THE NEA BRIDGE by Phillip Alder
BLACKWOOD IS NEEDED FOR THE TRUMP ACE
Henry Labouchere, an English member of Parliament who died in 1912, said, “I don’t object to Gladstone always having the ace of trumps up his sleeve, but merely to his belief that the Almighty put it there.”
This week, we are looking at slam bidding. Yesterday, I pointed out that there are deals in which Blackwood will not help. However, if you wish to find out if partner has the trump ace, you will need Blackwood.
In today’s deal, South opens one spade and North responds two no-trump, the Jacoby Forcing Raise, showing four or more spades and at least game-going values.
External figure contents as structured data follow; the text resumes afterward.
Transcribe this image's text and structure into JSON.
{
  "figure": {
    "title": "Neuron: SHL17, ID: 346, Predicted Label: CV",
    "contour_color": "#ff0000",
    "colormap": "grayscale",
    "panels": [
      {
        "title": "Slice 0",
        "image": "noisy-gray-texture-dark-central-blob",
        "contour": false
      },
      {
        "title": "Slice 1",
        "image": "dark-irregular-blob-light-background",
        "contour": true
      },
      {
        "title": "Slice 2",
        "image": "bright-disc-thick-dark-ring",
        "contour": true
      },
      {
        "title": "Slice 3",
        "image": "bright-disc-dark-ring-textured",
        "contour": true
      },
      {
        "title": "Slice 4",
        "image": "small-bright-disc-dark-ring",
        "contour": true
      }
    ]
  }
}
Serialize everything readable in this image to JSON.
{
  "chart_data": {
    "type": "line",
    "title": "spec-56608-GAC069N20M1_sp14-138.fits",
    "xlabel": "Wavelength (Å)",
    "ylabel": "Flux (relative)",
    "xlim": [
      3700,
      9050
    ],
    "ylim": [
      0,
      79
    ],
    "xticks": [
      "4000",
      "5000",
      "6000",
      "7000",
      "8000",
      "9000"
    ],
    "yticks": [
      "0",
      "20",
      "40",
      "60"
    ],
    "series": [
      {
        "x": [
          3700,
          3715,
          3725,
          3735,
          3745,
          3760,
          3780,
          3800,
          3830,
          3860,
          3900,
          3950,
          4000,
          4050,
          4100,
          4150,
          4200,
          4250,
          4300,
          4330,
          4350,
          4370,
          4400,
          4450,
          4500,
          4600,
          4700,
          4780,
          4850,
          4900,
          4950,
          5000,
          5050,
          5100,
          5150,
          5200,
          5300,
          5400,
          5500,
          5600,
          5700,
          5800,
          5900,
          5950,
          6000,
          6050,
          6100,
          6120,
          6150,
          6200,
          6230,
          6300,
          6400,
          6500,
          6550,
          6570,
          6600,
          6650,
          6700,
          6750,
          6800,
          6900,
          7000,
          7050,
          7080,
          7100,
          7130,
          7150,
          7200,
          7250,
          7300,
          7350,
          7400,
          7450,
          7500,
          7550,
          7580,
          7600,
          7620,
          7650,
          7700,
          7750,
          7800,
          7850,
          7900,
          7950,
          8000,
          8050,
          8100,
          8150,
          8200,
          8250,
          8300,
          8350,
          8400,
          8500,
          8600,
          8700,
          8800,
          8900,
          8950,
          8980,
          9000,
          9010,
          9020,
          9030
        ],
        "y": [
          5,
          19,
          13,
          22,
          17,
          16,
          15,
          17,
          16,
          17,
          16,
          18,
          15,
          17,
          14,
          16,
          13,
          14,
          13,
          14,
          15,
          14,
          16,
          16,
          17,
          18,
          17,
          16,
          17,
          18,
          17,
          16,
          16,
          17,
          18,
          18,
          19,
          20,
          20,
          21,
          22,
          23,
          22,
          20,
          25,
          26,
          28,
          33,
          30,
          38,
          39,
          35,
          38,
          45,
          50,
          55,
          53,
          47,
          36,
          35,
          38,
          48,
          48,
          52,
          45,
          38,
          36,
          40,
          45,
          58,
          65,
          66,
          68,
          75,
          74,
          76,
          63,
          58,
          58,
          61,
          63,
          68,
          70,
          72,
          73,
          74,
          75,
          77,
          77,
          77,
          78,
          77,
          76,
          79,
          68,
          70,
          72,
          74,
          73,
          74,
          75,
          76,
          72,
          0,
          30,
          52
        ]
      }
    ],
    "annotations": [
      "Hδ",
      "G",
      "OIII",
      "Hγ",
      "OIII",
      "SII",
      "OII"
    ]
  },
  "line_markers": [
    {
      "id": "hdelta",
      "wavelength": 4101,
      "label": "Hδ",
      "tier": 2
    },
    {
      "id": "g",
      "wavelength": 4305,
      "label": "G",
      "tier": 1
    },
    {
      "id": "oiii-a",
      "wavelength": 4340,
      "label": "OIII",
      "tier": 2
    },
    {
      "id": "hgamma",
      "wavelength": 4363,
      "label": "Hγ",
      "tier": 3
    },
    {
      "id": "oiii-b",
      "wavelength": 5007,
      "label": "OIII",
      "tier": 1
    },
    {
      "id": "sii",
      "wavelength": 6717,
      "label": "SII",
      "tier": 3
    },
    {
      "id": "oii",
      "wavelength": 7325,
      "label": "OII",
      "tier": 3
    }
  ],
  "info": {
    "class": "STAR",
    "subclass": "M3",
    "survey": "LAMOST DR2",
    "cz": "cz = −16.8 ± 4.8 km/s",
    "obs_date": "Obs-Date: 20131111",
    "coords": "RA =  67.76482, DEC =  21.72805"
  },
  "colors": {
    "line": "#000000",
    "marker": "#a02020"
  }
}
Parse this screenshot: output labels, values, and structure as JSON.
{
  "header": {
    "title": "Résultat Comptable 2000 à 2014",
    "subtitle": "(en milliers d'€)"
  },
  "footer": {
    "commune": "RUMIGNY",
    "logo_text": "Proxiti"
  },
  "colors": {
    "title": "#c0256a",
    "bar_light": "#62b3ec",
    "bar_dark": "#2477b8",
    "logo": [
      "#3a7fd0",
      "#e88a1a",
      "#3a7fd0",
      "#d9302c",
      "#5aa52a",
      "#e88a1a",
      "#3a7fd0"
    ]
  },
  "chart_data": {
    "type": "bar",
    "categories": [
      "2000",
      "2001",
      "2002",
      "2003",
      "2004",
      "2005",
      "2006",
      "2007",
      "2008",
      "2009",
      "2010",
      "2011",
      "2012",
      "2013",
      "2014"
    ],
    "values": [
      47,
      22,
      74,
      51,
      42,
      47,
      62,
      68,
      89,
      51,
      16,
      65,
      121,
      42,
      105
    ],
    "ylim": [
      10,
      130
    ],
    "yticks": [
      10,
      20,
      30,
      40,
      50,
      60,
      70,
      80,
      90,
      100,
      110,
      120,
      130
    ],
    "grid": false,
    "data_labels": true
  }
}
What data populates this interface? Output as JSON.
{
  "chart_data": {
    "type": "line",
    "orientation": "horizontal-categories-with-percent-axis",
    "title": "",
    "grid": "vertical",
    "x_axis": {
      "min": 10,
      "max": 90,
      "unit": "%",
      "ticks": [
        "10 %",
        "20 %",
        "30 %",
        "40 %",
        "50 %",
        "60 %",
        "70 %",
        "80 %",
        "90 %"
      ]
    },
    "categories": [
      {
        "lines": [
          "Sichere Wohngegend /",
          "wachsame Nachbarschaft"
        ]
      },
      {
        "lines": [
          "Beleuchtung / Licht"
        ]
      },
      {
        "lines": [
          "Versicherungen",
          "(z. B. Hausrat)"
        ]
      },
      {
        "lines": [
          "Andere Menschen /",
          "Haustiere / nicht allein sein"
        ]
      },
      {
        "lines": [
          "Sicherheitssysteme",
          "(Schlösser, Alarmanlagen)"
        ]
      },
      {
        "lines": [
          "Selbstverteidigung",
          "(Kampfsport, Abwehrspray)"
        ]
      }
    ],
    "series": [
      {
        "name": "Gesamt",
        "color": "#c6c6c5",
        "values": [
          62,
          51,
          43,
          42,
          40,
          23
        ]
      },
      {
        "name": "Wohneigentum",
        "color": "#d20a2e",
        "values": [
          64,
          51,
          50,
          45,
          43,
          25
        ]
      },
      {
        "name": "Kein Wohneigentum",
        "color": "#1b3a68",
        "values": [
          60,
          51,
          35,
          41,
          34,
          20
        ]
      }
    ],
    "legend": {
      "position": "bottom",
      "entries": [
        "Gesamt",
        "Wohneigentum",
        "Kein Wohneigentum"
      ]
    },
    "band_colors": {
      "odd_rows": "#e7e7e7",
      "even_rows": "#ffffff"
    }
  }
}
First, South cannot use Blackwood, because he has two immediate diamond losers. And since South does not have a singleton, he announces his point-count. Four spades would be a minimum, three no-trump a middling hand, and three spades a maximum. (South has only high-card 16 points, but his hand contains so few losers.) Now North might raise to four spades because he has a minimum. But it is reasonable to control-bid (cue-bid) four diamonds. Then South employs Blackwood before signing off in six spades.
West leads the diamond king.
If declarer plays a trump at trick two, he will go down, the defenders getting the spade ace and diamond queen. South has to eliminate his diamond loser immediately. To do that, declarer has to take three heart tricks. He plays a heart to his ace, leads a heart to dummy’s jack, discards his last diamond on the heart king, plays a trump and claims.